The prosecution’s case was that, on January 1, 2021, police officers, acting on information, went to house number 17 Hamilton Street with a search warrant. According to the Crown’s case, two officers later went to the rear of the property, where they claimed they saw Stubbs come out of the house with a firearm in his right hand and place it in a tree in the yard. He was then arrested and charged.

The magistrate accepted the prosecution’s case, describing the police witnesses as credible and competent and their evidence as cogent and compelling. He also found that the defence had not discharged the evidential burden placed on it under the Firearms Act.

But the Court of Appeal said the record showed significant contradictions in the officers’ accounts on matters that went to the heart of the case.

One officer said he and another officer were in a neighbouring yard, separated from Stubbs’ yard by a fence, when they saw the accused with the firearm. He described the tree as taller than the house and full of branches. He also said the appellant climbed a little before placing the gun in the tree and that the senior officer later climbed the tree to retrieve it.

The other officer gave a sharply different version. He said they never left Stubbs’ yard and that there was no fence between them and the accused. He described the location where the gun was hidden not as a large tree but as what appeared to be a coconut tree that had been thrown down and partially cut in half, with no branches. He said he did not climb a tree in the ordinary sense, but instead reached into the trunk or stump and recovered the weapon.

The appellate judges said those conflicting descriptions were not minor. They said it was difficult to understand how the two main witnesses could differ so sharply on evidence of such importance in a case that depended largely on their direct eyewitness testimony.
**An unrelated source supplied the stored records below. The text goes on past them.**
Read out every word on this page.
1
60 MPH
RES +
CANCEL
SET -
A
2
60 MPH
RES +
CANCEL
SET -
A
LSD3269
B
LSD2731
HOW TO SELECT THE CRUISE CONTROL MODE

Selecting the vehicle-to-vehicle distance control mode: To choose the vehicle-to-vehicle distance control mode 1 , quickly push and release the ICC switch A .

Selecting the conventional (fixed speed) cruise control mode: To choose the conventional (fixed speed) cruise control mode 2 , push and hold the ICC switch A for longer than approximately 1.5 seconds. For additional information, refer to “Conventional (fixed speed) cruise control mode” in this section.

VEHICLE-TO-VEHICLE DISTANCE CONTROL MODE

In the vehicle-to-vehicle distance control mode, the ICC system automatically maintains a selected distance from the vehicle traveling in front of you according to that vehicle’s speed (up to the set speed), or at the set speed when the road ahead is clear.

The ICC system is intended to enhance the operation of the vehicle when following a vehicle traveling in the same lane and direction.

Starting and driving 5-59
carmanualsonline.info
The court also found that the magistrate failed to address those discrepancies both when rejecting a no-case submission and when delivering his final ruling. It said a tribunal of fact had a duty to consider the case as a whole, including contradictory evidence, and explain how it resolved those issues before convicting.

While Stubbs raised other complaints on appeal, including arguments about the search warrant, the wanted poster, delay, note-taking, and claims that he was not told of his right to appeal, the court rejected those grounds.

The judges said any issues surrounding the search warrant did not affect the outcome because the prosecution's case did not depend on evidence found through the warrant. Instead, it rested on the officers’ claim that they directly saw Stubbs with the firearm. The court also found no merit in the complaint that the magistrate failed to advise Stubbs of his appeal rights, saying the record showed that he did.

The appeal first came before the court as an application for an extension of time to appeal. The judges granted that extension in the interests of justice before considering the substantive case.

Having found the convictions unsafe, the court allowed the appeal and quashed them. Because of that ruling, it said there was no need to consider Stubbs’ separate challenge to the sentence.